Global warming: over the past 400,000 years, the concentration of CO2 in the atmosphere has rhythmically fluctuated between quite consistent highs and lows about every 100,000 years. But since the industrial revolution (beginning about 200 years ago) we've gone in a moment of geological time to a dramatic new high. CO2 is a "greenhouse gas" which has contributed to an overall warming of the earth's atmosphere that has evaporated more water from our warmed lakes, rivers, glaciers and seas-and water vapour is a more effective greenhouse gas than CO2. As the temperature of the earth increases, our permafrost in the north melts; if it keeps melting, that permafrost will release large quantities of methane gas-a super efficient greenhouse gas.

To address our ecological crises-their name is legion-we have to make changes in our economy, our means of production, our patterns of consumption, our treatment of wastes. We need more local production and consumption. We need more train and transit travel fewer miles driving to work on the Don Valley Parking lot, far fewer transports on the 401. We need much less globalization which burns huge amounts of hydrocarbons to extract raw materials wherever they can be bought cheapest, then burns more fuel to move those materials half-way round the earth to find the cheapest labor and laxest environmental laws, then burns more fuel to send those products to markets all over the world. The winners in this process are world's richest two hundred people and biggest corporations; the losers the world's workforce along with our earth, air, and water.

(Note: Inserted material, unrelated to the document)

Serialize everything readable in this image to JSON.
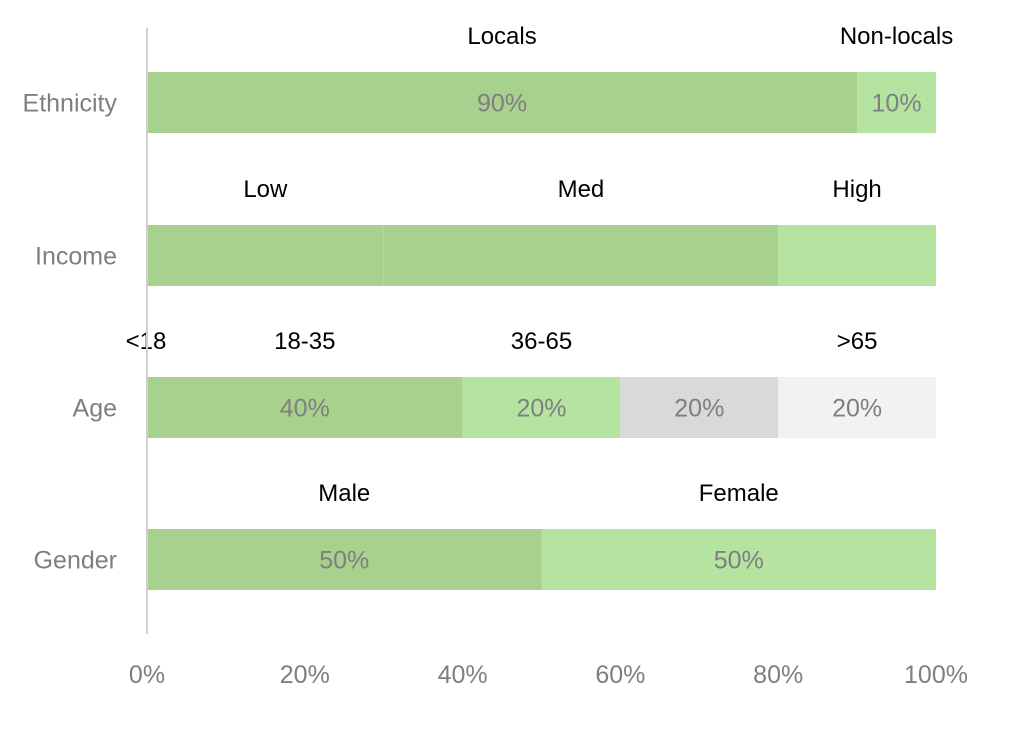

To halt this race to the bottom requires significant changes. To make them, we have to create a confident society in which people do not fear change. In the rich world, our politicians have nearly abolished the "new deal" and the postwar welfare state to create an "ill fare state" like that we knew before WWI. This reactionary transformation makes the workforce insecure, unconfident, and fearful of change. When the necessity of reducing greenhouse gases was first raised, corporate spokesmen shouted-and threatened-"that will cost jobs and money." CEOs plan endlessly to downsize workforces, reduce wages, and to move production to the third world much of which is becoming a nineteenth century style industrial ill fare state. But at home the CEOs warn the workforce that change will ruin them. We have to restore the social welfare state thoroughly enough that saving the environment doesn't ruin people who work for a living. After all, if you give people the choice of ruin later on and ruin right now, they'll always opt for ruin later.

We have to change the object of our national financial policy from one of planned and targeted rates of unemployment (keeps wage bills down, lets profits rise) to an objective of full employment without runaway inflation. It can be done: in the last war, the military aside, we produced and consumed less, shared what we produced and consumed more equitably than ever before, and came through a great crisis. We can do it again without the vast military production that won WWII, but we can't handle our current crises without actually making changes including changing the colour of our parliament in Ottawa from Red and Blue to Green.